Arrêt du 4 juin 2004
Ire Cour de droit public

MM. les Juges Aemisegger, Président de la Cour et Président du Tribunal
fédéral, Nay, Vice-président
du Tribunal fédéral, et Reeb.
Greffier: M. Kurz.

A. ________,
recourant, représenté par Me Thomas Barth, avocat,

contre

Procureur général du canton de Genève, place du Bourg-de-Four 1, case postale
3565, 1211 Genève 3,
Chambre d'accusation du canton de Genève, place du Bourg-de-Four 1, case
postale 3108, 1211 Genève 3.

détention préventive,

recours de droit public contre l'ordonnance de la Chambre d'accusation du
canton de Genève du 14 mai 2004.

Faits:

A.
A. ________, ressortissant français et colombien né en 1974, se trouve en
détention préventive à Genève depuis le 11 novembre 2003, sous l'inculpation
de vols et de brigandage.

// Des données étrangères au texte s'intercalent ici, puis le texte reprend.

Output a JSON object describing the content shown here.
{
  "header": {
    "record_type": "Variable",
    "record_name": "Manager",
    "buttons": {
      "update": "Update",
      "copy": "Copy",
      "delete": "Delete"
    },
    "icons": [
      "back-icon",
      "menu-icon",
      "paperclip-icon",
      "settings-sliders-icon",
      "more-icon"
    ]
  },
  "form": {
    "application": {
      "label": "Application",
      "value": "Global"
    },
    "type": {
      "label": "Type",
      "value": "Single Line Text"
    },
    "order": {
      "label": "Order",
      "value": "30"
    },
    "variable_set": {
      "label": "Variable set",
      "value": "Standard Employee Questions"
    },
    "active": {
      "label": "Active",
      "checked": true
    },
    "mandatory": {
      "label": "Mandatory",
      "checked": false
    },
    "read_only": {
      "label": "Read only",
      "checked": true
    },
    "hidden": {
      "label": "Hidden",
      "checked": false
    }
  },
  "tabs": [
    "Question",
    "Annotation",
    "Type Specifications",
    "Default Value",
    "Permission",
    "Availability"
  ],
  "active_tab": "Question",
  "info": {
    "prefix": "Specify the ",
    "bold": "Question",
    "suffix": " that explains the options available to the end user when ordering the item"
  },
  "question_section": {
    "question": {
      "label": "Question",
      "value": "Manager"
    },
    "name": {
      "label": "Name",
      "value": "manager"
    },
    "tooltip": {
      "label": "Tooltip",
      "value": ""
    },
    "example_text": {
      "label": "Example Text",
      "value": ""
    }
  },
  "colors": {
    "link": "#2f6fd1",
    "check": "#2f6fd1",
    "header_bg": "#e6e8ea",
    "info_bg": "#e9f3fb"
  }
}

Il lui est en substance reproché d'avoir participé
au vol d'un sac à main, le 28 août 2003, à un vol de matériel dans les locaux
d'une entreprise de livraisons, le 11 septembre 2003 (inculpation intervenue
ultérieurement le 17 février 2004), ainsi qu'au brigandage d'une station
service, le 11 novembre 2003. Il a nié être mêlé au vol du sac à main, et a
reconnu sa participation au vol de matériel et au brigandage, prétendant
toutefois avoir ignoré que ce dernier serait commis au moyen d'une arme
factice.

B.
La détention préventive a été prolongée, et des demandes de mise en liberté
ont été rejetées, par décisions de la Chambre d'accusation genevoise des 18
novembre 2003, 17 février 2004 et 2 avril 2004. La Chambre d'accusation a
retenu l'existence d'un risque de collusion (les déclarations des prévenus
divergeaient), d'un risque de récidive (vu la situation financière précaire
du prévenu, sans travail) et de fuite (l'inculpé ayant son domicile en
France).
Par ordonnance du 14 mai 2004, la Chambre d'accusation a autorisé une
nouvelle prolongation de la détention, et rejeté simultanément une demande de
mise en liberté. Le magistrat instructeur semblait avoir quasiment achevé son
enquête, sous réserve d'un acte d'instruction qu'il n'était pas certain de
pouvoir accomplir. Le risque de récidive était à craindre, en l'absence de
mesures d'encadrement adéquates. Le risque de fuite était évident: le prévenu
avait une double nationalité étrangère et vivait en France avec son épouse de
nationalité française. Le principe de la proportionnalité était respecté.

C.
Par acte du 17 mai 2004, A.________ forme un recours de droit public contre
cette ordonnance. Il requiert l'effet suspensif, en soutenant que
l'incarcération serait actuellement disproportionnée; il demande l'assistance
judiciaire.
La Chambre d'accusation et le Procureur général concluent au rejet du recours
et de la demande d'effet suspensif. Le recourant a répliqué.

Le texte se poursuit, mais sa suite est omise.